Kyiv is also trying to instill more order on the battlefield by tightening its grip on volunteer battalions, upon which the regular army leaned heavily in the early days of the conflict when it faced equipment shortages and overwhelming separatist firepower.
According to interviews with volunteer battalion soldiers and Ukrainian government data, of the 50,000 Ukrainian troops currently in the conflict areas, about 11,000, or roughly 22 percent, are volunteer battalion soldiers.
The armed civilian units played key roles in battles in the Luhansk and Donetsk areas, as well as in the defense of Mariupol.

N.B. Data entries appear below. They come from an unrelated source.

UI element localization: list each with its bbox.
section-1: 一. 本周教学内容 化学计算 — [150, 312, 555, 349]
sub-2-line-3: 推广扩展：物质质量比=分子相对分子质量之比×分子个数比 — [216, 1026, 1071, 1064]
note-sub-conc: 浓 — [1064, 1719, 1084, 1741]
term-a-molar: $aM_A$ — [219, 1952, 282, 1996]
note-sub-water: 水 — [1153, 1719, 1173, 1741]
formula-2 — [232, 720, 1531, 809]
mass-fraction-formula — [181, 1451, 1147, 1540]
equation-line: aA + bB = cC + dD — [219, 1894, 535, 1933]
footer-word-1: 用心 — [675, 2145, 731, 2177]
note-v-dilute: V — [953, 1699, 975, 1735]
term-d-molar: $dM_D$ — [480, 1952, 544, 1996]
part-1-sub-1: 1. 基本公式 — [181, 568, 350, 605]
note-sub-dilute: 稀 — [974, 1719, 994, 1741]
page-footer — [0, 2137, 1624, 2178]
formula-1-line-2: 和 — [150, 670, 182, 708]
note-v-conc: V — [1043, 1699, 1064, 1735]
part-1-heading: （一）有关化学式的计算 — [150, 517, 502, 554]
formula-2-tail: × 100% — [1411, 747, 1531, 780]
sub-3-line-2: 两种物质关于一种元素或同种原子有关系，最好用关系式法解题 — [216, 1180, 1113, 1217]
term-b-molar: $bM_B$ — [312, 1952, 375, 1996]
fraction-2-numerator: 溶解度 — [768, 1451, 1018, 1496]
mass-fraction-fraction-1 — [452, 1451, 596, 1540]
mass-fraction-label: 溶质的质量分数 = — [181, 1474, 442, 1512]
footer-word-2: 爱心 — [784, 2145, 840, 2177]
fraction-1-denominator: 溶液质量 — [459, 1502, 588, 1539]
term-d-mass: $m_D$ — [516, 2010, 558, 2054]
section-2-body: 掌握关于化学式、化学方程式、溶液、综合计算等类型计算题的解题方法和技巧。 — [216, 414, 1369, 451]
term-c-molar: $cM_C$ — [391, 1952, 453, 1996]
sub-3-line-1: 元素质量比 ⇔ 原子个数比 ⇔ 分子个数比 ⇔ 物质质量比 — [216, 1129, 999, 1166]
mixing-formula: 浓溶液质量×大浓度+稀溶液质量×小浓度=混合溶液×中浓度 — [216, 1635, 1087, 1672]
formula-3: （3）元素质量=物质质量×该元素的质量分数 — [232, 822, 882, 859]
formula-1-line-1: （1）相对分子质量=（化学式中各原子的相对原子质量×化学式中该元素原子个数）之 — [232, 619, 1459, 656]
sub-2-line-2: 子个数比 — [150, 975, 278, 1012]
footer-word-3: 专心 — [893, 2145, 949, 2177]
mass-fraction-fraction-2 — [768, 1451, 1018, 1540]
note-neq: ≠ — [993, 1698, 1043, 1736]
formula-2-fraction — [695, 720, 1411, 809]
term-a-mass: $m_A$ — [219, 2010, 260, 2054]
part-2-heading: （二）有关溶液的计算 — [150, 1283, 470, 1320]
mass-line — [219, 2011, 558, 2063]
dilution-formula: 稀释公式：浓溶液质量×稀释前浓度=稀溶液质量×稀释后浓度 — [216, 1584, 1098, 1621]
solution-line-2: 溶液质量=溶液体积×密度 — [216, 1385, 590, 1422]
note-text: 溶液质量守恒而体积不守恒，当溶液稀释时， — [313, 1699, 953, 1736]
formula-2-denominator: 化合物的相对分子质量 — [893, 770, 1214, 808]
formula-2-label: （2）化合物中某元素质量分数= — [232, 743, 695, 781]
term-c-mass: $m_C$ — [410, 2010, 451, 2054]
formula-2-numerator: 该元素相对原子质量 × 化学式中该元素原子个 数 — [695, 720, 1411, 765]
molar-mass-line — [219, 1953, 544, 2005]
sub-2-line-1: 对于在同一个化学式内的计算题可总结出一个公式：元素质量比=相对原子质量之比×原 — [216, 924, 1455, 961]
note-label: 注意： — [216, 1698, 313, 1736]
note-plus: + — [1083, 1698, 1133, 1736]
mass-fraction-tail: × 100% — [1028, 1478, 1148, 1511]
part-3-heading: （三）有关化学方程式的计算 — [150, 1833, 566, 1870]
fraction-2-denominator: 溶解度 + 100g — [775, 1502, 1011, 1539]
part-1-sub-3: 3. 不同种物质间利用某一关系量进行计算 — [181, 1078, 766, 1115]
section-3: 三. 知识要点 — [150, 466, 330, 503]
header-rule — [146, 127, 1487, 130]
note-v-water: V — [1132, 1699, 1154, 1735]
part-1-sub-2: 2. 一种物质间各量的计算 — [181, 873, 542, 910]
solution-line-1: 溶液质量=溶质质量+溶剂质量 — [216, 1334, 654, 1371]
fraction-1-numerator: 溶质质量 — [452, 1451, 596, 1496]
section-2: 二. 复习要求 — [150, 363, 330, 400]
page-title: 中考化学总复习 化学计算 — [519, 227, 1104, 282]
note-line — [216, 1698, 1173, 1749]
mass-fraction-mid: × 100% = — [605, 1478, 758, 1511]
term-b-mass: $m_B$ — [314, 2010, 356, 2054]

Funding for the volunteer battalions typically comes from wealthy donors, including Ukraine’s oligarchs, and online crowd-funding campaigns that draw heavily from contributions by the Ukrainian diaspora in the United States and Canada.
While Ukrainian officials did not suggest the simultaneous timing of Kolomoisky’s resignation with the push to reign in the volunteer battalions was deliberate, the two events highlight a persistent worry among Kyiv’s inner circles that Ukraine’s oligarchs could co-opt volunteer battalions—which are now heavily armed and battle hardened after a year of combat—as their own personal armies.
According to the Kyiv Post, Kolomoisky had personally financed the Dnipro, Azov and Donbas battalions, all three of which are now under government control. However, Kolomoisky also has financial ties to the Right Sector, a volunteer battalion that has not yet submitted to government authority.
“They’re taking away our right to war,” said Artyom Lutask, chief of staff of the Right Sector’s 8th Independent Division, in response to Kyiv’s push to incorporate volunteer battalions into the regular army, according to the Kyiv Post. “Neutralizing the volunteer forces is betrayal.”
The group, which dates back to partisans in World War II who fought both Nazis and Soviets, has so far refused Kyiv’s orders to leave its positions on the battlefield around Mariupol.
“They want to fight, but they can’t do it this way,” said Oleg Sushinsky, a spokesman for the Ukrainian military, according to Ukrainian media sources. “There are civilians and then there are soldiers. If they consider themselves professionals, let them enroll officially.”